Peygamberimiz bizler için gerçekten çok önemli bir örnektir. Örnek oluşu batıl ve hurafeden uzak, Kur’an'ı hayatına geçirmesi, onu yaşaması, insanlarla konuşurken tavrı ve onlara davranışları ile bizlere güzel bir örnektir. Kur’an'ı toplumlara anlatırken, asla sert bir üslup takınmadığını, yumuşak ve hoş görülü tavırlar içinde olduğunu Kur’an'dan anlıyoruz. Hatta Allah Resulüne, SEN İYİ NİYETLİ, HOŞ GÖRÜLÜ OLMASAYDIN, SENİ TERK EDERLERDİ DİYOR. Demek ki Allah'ın Resulü İslam'ı anlatırken takındığı bu tavır, bizlere örnek olmalıdır. Resulün bizler için örnek oluşuna, detaylı bakalım şimdide Kur'an'a.

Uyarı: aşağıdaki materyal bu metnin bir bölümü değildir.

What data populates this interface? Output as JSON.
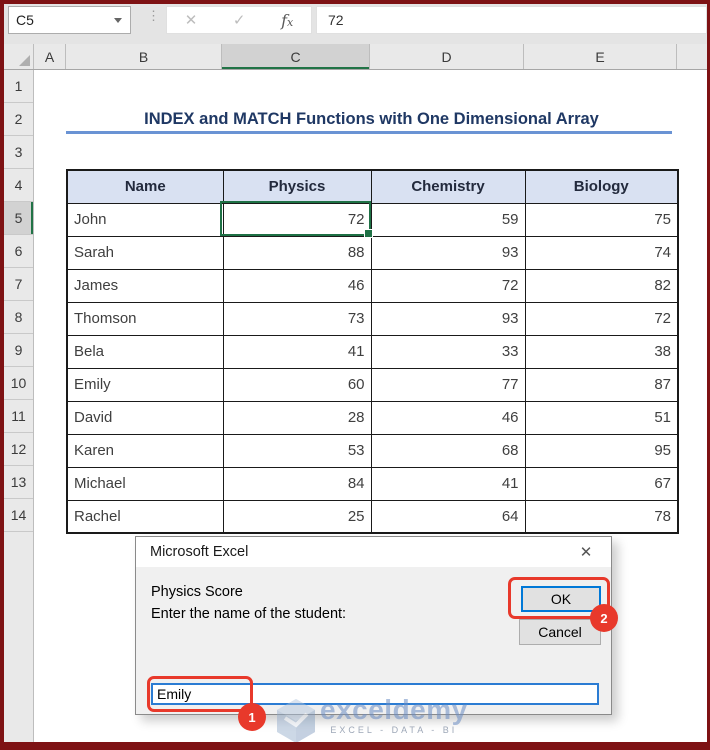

İnsanlar arasında yardımlaşmayı tavsiye eder ve kendisi buna önem verir, yetimi gözetirdi. Allah'ın Resulü o kadar alçak gönüllüydü ki, karşılaştığı kişilere önce kendisi selam verirdi. Çevresinde güvenilir bir insandı. Onun için kendisine, Muhammedül Emin denmiştir. İnsanları okumaya, ilme teşvik ederdi. Kendisine geleni dinler ve elinden geldiğince sorunlarına çare arardı. Dini konularda delil ve kanıtsız konuşmaz, Kur’an'ı örnek gösterirdi. Kimsenin gönlünü kırmaz, kimseyi küçük görmezdi, bu kendisine iman etmemiş Ehli kitaptan bile olsa. Hoşuna gitmeyen konularda, aniden hiddetlenmez, sabırlı davranırdı. Affedici ve bağışlayıcı bir insandı. Her zaman güler yüzlüydü. Temizliğe tertip ve düzene önem verirdi. Komşu ilişkilerinde çok hassa davranır, kimseyi kırmazdı. Kimsenin hakkında kötü düşünmezdi. Elbette Allah'ın Resulünün örnek davranışları, saymakla bitmez.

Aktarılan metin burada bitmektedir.